A Colt handgun (Flickr Creative Commons photo)
In the wake of a summer of mass shootings, a Pennsylvania House committee is poised to vote on a bill that expands prison sentences for gun crimes but not on a “red flag” proposal.
On Tuesday, the House Judiciary Committee will consider a package of 12 firearms or violence-related bills.
Two of those bills would increase sentences for gun crimes by reinstating mandatory minimums for offenses committed while carrying a firearm, including drug crimes, and for felons who have illegal guns.
Under two other bills, judges would be required to use consecutive sentencing for gun crimes, rather than concurrent sentencing.
In concurrent sentencing, a person sent to prison for multiple crimes serves his sentences at the same time. In consecutive sentencing, the individual must serve all the time he was sentenced to.
The state Supreme Court in 2015 found mandatory minimums to be unconstitutional. The House has tried unsuccessfully to place a new system into law.
The votes on mandatory minimums also strike a discordant note with the criminal justice reforms that have brought Republicans and Democrats together over the past few years.
Three of the bills to expand sentences come from Rep. Todd Stephens, R-Montgomery, a former federal prosecutor who is also the prime sponsor of an extreme risk protection order proposal. That bill would allow family and law enforcement to petition a judge to temporarily confiscate firearms from a person deemed at risk of harming himself or others.
While Stephens thinks his red flag bill could help address rural suicide rates, he told the Capital-Star stiffer punishments are a sound tactic to fight urban gun violence.

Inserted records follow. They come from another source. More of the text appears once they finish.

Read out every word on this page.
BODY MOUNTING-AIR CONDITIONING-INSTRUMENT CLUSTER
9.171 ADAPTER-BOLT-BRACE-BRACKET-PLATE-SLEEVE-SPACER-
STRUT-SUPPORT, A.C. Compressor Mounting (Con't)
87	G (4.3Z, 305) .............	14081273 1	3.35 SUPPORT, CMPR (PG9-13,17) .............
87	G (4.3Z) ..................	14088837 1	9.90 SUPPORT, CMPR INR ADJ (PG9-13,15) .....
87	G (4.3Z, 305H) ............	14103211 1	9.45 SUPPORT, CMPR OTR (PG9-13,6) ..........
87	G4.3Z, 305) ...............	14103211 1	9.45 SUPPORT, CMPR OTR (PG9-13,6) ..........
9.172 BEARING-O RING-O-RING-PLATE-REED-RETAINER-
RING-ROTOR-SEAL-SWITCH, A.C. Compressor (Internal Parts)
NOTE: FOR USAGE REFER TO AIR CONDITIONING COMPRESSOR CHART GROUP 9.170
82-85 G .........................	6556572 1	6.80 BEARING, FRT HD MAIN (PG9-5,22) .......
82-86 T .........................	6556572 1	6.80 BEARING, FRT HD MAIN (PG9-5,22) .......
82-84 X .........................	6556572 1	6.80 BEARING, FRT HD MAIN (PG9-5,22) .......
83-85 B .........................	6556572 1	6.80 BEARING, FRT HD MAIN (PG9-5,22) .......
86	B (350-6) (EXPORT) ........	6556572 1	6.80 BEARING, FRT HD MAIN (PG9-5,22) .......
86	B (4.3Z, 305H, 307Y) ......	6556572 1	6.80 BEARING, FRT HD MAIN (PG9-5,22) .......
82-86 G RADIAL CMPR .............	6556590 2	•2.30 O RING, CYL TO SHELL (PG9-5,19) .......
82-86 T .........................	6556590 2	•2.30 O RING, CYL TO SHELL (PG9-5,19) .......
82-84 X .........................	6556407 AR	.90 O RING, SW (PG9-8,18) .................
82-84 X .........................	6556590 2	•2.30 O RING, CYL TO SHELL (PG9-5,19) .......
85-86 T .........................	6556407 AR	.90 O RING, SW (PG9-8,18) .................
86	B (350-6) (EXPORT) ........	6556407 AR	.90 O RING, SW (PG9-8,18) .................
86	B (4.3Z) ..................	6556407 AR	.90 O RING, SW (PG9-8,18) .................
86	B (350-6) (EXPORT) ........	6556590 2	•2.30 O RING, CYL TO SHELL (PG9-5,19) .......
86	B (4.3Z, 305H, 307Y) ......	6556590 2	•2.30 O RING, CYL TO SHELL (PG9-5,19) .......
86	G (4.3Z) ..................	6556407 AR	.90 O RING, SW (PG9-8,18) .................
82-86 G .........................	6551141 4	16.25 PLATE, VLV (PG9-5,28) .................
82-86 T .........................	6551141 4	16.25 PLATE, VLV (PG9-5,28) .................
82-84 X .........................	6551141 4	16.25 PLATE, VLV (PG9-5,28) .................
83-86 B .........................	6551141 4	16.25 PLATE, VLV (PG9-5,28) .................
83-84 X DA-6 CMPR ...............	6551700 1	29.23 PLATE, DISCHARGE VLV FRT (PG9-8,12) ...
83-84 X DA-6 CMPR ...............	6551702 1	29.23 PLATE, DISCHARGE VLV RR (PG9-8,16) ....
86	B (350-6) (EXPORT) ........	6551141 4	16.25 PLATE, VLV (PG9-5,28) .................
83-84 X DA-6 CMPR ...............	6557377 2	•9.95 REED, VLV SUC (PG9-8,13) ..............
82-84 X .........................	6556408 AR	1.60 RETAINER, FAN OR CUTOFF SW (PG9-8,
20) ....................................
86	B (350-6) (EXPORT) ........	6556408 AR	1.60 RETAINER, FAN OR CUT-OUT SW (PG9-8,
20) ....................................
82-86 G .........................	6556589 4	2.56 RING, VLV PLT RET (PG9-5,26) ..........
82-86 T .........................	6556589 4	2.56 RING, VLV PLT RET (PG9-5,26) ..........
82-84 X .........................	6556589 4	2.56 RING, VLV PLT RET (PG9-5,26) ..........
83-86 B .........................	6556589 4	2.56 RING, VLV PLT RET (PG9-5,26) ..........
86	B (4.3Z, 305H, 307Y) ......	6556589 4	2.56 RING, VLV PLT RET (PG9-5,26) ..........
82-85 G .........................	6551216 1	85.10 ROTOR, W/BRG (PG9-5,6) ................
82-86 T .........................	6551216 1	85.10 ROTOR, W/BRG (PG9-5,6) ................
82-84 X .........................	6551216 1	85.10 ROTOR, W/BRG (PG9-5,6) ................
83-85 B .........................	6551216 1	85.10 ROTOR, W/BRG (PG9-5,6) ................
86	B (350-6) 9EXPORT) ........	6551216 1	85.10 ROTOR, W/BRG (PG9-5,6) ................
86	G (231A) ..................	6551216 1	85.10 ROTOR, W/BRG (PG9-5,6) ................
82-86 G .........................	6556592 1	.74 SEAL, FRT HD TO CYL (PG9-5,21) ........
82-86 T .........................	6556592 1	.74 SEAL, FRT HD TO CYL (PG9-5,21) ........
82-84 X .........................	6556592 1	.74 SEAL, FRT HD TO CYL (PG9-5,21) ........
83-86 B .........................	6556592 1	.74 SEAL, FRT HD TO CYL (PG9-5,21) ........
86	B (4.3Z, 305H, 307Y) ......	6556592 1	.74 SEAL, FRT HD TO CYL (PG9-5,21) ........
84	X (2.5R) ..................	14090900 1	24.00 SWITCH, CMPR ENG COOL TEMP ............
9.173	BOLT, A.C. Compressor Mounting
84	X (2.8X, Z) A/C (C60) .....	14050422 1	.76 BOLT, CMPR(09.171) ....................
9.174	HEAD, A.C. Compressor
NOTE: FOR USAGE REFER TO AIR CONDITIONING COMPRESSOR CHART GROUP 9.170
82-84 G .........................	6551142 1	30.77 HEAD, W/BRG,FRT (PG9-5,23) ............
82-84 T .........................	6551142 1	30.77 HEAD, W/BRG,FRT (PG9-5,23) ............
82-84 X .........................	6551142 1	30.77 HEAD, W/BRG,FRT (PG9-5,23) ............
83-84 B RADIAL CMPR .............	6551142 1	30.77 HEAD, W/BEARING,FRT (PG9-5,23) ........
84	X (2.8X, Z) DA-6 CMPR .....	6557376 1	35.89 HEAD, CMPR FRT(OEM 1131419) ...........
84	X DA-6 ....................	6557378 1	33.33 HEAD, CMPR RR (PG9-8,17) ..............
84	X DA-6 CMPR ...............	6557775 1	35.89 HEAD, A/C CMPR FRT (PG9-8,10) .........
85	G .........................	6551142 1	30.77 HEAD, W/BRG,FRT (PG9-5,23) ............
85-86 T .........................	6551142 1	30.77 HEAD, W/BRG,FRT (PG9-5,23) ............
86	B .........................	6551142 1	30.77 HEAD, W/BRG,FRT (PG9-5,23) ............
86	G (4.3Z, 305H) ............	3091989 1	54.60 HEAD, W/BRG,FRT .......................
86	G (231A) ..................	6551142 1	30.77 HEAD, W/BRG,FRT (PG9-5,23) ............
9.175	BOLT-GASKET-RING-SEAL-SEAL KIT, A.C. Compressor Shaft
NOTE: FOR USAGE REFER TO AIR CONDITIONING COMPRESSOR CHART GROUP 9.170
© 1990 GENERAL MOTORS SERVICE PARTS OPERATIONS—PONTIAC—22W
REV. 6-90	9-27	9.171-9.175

“The bottom line is, incapacitation is a legitimate goal of sentencing,” Stephens told the Capital-Star. “Where you have a repeat violent offender who is using guns, we are safer when they are behind bars.”
As for his ERPO bill, Stephens said he has continued talking with Judiciary Chairman Rob Kauffman, R-Franklin, to try to get it on the agenda.
Despite bipartisan talks at the state and federal level on expanded background checks and an extreme risk protection law, none of the bills are yet on the agenda.
The PA SAFE Caucus, a group of House and Senate lawmakers that advocates for stricter gun laws, criticized Tuesday’s planned votes.
“The only thing worse than doing nothing as the death rate continues to climb is pretending to do something,” Philadelphia Democrat Rep. Movita Johnson-Harrell, SAFE Caucus co-chair, said in a statement. “We will not stop pushing until we can honestly say we’ve done all we can to end gun violence and keep our constituents safe.”
The agenda includes bills to:
- Allow out-of-state groups to sue a municipality for passing restrictive gun laws in violation of state law. A recent Commonwealth Court ruling has already expanded who can sue to overturn gun laws. The bill, sponsored by Rep. Mark Keller, R-Perry, would also let a plaintiff get back both attorneys fees and “any loss of income suffered because of the illegal ordinance” if they win the suit.
- Force individuals involuntarily committed for mental health care to hand over their guns within 48 hours of their release from care.
- Create a voluntary, no firearm purchase list for “individuals who believe that they are a threat to themselves or others.” Individuals can place themselves on it for one year.
- Prevent people who attempted, solicited. or conspired to commit certain crimes, such as rape, robbery, or murder, from purchasing guns.
- Clarify that “a lawful gun owner may transport a firearm in a motor vehicle for a lawful purpose, as long as it is unloaded and not directly accessible to an occupant in the vehicle” without a license.
- Get rid of restrictions on carrying guns and gun sales during a declaration of a state of emergency.
- Refine Taser laws. One,by Rep. Bill Kortz, D-Allegheny, clarifies that they may be carried in self-defense. Another, by Rep. Matthew Dowling, R-Fayette, would let individuals carry Tasers without an instructions label, as they must have under current law.
While the list lacked many of the top demands of Democratic advocates, it included some bills sponsored by Democrats, which committee chair Kauffman — who decides what the panel will vote on — noted to the Capital-Star.
“I think it’s a rather robust agenda that has some of [the Democrats’] bills on it,” Kauffman told the Capital-Star. “So I can certainly remove theirs if they’d like.”